Bodies Exhibit: Ethics and Dignity in Death?
A few months ago I had the chance to go see The Bodies Exhibit in Boston while I was visiting my sister. If you’ve seen it, you know it’s pretty weird. Real human bodies have been “plastisized” and displayed in some of the strangest and bizarre fashions. Some bodies have all the skin removed, some remove everything but the veins and arteries (yeah, seriously!), some bodies are split in half so you can see inside, and some sliced into 15 or more sections, so you can see a cross-section of each part. It’s really freaky. Pictures and controversy below.
Pretty freaky (you have to see it to believe it). In any case, for some, Bodies is a very real ethical problem.

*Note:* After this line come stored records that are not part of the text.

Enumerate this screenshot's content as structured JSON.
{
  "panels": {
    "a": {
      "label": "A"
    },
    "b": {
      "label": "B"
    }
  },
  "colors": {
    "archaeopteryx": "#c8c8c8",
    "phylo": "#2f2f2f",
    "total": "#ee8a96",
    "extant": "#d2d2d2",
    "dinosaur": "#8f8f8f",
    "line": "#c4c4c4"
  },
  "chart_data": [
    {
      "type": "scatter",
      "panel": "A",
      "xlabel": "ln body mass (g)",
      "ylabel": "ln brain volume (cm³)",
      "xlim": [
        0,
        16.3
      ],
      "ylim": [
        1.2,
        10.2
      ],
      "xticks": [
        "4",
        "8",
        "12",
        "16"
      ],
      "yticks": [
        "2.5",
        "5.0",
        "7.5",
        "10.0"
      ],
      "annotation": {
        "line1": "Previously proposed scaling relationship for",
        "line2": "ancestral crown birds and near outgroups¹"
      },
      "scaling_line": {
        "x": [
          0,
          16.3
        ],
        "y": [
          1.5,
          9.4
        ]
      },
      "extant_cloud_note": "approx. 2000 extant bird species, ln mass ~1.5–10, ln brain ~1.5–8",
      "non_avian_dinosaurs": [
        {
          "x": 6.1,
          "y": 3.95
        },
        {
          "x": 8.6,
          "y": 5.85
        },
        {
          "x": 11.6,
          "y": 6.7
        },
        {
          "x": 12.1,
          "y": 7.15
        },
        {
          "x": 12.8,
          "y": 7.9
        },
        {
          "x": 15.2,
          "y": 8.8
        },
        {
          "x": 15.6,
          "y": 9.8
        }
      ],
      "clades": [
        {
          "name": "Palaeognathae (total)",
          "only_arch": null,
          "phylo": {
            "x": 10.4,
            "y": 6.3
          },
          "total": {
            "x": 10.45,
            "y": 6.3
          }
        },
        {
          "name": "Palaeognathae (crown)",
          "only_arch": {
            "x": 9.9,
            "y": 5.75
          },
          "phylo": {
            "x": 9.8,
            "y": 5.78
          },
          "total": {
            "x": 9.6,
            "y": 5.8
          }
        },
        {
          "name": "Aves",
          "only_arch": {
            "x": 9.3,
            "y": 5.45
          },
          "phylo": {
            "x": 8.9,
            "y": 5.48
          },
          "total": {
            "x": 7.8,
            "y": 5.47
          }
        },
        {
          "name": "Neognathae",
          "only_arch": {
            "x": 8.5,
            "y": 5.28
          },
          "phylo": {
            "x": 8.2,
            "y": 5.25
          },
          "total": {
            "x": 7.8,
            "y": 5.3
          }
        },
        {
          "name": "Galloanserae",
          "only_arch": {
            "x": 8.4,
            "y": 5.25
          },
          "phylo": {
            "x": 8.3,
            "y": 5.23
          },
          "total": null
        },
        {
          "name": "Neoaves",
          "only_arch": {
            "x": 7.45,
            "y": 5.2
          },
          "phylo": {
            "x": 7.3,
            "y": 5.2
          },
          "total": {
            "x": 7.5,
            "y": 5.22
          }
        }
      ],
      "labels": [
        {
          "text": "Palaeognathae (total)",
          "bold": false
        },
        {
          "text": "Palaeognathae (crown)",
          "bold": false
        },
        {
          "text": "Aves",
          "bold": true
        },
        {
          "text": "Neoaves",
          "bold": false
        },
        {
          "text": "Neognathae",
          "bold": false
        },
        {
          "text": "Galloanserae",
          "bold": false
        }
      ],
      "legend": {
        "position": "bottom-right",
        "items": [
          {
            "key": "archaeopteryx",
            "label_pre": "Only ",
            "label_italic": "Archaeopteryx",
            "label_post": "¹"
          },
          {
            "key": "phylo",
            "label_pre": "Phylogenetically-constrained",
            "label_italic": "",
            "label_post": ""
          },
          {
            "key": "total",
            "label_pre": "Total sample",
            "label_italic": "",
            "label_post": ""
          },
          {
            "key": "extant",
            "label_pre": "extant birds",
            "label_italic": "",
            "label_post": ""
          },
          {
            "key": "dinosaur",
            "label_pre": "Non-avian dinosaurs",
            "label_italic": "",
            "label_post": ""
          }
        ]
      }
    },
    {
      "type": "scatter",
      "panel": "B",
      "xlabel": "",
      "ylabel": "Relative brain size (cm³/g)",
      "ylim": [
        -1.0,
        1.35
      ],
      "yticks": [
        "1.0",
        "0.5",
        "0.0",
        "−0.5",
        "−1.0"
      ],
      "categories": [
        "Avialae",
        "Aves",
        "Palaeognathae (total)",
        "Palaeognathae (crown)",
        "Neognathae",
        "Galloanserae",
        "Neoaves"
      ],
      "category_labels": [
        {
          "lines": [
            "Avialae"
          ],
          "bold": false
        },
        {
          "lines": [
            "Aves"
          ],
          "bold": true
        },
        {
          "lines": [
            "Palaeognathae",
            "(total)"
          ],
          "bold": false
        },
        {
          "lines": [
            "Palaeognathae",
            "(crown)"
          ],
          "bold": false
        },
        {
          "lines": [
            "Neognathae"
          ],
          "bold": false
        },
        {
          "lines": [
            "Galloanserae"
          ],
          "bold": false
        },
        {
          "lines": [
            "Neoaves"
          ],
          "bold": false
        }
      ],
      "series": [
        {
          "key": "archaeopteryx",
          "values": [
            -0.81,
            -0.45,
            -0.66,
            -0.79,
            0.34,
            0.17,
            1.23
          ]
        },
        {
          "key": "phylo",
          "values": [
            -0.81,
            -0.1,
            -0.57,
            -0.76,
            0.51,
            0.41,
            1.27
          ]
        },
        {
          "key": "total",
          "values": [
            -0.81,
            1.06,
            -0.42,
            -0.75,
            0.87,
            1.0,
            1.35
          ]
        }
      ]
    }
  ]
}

There are two reasons:
1. It is unclear where the bodies are coming from. Most of them, clearly, are from China. But there is some reason to believe that they have been acquired in less than honest ways. Some are alleging that the bodies come from executed prisoners who did not consent to allowing their bodies to be used in these ways. Of course, add to this that it is all for profit; Bodies is run by a for-profit company. It’s not a museum. So here is the first problem: is it unethical to use a body in a way that it’s owner did not agree to?
2. Are there ways of manipulating the dead and using them for our purposes that should simply be seen as unethical, regardless of the owner’s intentions? In other words, even IF the owner agrees, does ethics still demand that we not use the body in such a way? Some argue: treating the body in this way is undignified and does a basic disrespect to humanity itself. It dishonors what we are, some say. Others, of course, argue: if we can learn something from it, it is perfectly fine, as long as permission is given.
What do you think? Does Bodies cross the line? If so, why?